Pluralism in America allows the viewer to see the United States through Dr. Diana Eck's prism, in which she views the U.S. as a new religious landscape. She delights in America as the most religiously diverse nation in the world, and has a profound understanding of the complex challenges such diversity presents.
Dr. Eck considers the essential question facing American society to be how Americans of all faiths and beliefs can engage with one another to shape a country of positive pluralism.
The great diversity of religious beliefs in the U.S. has become what she calls a "Main Street phenomenon." There are more American Muslims than American Episcopalians, Jews or Presbyterians, she notes, and she calls for a new theology of commonality.
In a lecture given in November of 2004 at the National Interfaith Dialogue Gathering in Washington, DC, sponsored by the Interfaith Alliance Foundation, Dr. Eck discussed religious pluralism in terms of global, national, civic and theological issues.
Dr. Eck noted that her own faith is not threatened by the fact that there are other spiritual paths to God. "Democracy doesn't function well," she said, "if you're afraid of your neighbors."
She argued that pluralism is not just about diversity but about engagement and she urged individuals to engage through interfaith dialogue. Pluralism "is not just tolerance, which creates a climate of restraint but not understanding. Tolerance is too fragile a foundation for the world in which we live," according to Dr. Eck.
And finally, Dr. Eck cautioned that pluralism does not mean relativism, or "the lowest common denominator of things we believe. Don't abandon differences but engage, she advised, "and hold [differences] in relation to each other."

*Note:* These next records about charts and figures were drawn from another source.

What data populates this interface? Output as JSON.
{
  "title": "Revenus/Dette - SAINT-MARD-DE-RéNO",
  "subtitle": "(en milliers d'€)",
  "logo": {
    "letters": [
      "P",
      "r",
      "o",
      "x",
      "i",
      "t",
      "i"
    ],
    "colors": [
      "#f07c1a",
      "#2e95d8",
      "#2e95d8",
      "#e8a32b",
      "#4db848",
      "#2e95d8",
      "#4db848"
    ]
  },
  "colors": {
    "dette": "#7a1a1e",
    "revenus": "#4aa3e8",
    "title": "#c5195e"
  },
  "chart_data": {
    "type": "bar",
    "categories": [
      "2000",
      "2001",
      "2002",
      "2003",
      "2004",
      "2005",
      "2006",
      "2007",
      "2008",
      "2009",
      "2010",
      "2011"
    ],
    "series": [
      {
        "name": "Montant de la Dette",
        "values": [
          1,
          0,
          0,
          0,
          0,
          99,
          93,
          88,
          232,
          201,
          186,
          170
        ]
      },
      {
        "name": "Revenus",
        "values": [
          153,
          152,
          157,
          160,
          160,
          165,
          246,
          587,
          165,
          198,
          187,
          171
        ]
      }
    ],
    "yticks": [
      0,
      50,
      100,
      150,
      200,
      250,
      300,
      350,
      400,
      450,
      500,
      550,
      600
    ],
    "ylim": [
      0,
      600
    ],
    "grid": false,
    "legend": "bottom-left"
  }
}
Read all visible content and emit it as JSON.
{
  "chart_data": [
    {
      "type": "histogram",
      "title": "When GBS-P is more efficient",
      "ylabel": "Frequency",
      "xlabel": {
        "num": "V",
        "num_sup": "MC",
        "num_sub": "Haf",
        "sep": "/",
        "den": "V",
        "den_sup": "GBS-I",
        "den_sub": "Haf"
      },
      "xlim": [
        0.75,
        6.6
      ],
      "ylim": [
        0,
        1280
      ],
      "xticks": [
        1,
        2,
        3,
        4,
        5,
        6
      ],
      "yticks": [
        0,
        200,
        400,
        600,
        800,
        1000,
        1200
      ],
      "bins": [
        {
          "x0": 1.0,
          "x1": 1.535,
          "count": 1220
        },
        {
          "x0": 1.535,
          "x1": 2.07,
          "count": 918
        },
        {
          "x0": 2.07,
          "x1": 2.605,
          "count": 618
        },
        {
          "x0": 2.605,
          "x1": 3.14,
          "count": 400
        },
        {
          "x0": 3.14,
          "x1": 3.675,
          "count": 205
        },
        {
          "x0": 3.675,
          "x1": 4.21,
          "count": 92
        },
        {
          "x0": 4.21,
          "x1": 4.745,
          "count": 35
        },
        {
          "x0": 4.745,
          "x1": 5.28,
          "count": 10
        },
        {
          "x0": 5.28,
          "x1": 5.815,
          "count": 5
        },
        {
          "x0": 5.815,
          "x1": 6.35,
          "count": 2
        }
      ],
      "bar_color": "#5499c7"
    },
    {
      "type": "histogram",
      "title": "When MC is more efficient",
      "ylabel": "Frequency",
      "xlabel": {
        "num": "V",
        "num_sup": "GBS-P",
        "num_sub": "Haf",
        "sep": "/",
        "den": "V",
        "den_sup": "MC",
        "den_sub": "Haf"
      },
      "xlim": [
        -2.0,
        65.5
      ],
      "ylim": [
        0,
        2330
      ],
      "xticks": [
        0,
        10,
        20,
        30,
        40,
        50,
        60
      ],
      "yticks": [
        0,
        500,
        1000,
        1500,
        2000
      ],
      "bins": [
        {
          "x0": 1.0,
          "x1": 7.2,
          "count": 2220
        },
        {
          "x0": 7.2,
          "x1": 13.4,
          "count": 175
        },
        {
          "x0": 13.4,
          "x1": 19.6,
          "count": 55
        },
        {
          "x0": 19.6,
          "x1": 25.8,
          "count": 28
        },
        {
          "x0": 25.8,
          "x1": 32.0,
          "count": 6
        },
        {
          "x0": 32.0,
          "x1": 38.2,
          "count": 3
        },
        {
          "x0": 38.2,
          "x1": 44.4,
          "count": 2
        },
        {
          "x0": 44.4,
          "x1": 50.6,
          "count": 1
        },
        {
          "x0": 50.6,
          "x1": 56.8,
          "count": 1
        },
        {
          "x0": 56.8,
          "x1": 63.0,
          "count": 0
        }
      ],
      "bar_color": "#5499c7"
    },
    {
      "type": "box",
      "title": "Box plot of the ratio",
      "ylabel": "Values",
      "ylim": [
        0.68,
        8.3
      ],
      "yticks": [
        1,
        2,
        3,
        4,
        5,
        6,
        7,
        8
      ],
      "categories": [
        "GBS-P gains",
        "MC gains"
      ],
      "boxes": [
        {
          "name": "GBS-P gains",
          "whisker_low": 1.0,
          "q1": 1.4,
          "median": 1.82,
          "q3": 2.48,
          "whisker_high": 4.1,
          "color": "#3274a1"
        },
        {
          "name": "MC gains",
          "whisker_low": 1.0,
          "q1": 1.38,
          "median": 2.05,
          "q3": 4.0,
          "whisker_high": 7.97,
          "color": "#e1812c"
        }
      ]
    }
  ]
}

Dr. Eck is Professor of Comparative Religion and Indian Studies and Director of the Pluralism Project at Harvard. The Pluralism Project documents the growing presence of the Muslim, Buddhist, Hindu, Sikh, Jain and Zoroastrian communities in the U.S. In 1998, Dr. Eck received the National Humanities Medal from President Clinton and the National Endowment for the Humanities for the work of the Pluralism Project.